CREW: White House lost at least 10 million e-mails
Doubles previous estimate of extent of communications improperly deleted
They could be anything from spam offering male enhancement to furtive exchanges of political strategy with convicted lobbyists, but observers say the White House deleted more than twice as many e-mails as previous estimates, bringing the total number of missing communications involving administration aides like Karl Rove and others to higher than 10 million.
Anne Weismann, the top lawyer for a watchdog group suing the White House, said sources close to Congressional and private investigations doubled previous estimates of the number of deleted e-mails.
"I will tell you, by the way, that it's way higher than five million," Weismann, chief counsel for Citizens for Responsibility and Ethics in Washington told ChannelWeb. "It's more than 10 million."
CREW and another open-government watchdog, the National Security Archive, have joined forces to force the government to restore the millions of e-mails that were improperly deleted.

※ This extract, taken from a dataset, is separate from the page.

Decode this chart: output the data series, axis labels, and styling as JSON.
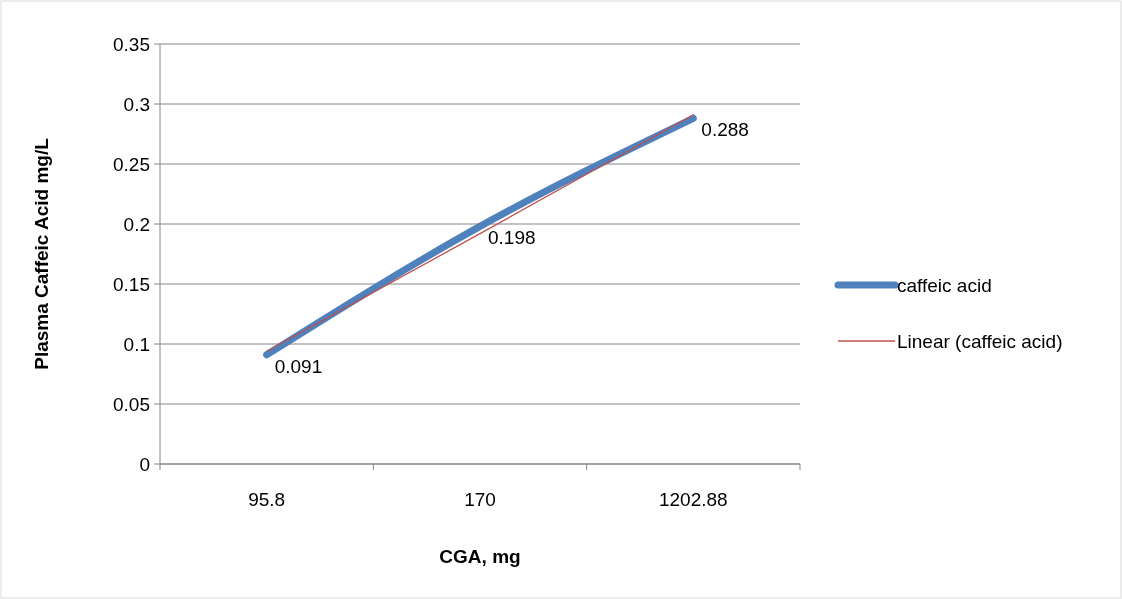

Last month, the pair scored a legal victory in convincing a judge to order the White House to retain backup tapes that contain archived copies of the deleted e-mails. The Temporary Restraining Order required the Executive Office of the President to maintain copies of all the backup tapes it has, although CREW lawyers cannot say how many of the missing e-mails have been preserved for future historians.
"I have a sinking fear that the backups we want have been overwritten. Millions of e-mails, gone. Obviously, if they're already destroyed ..." she told the Web site, trailing off.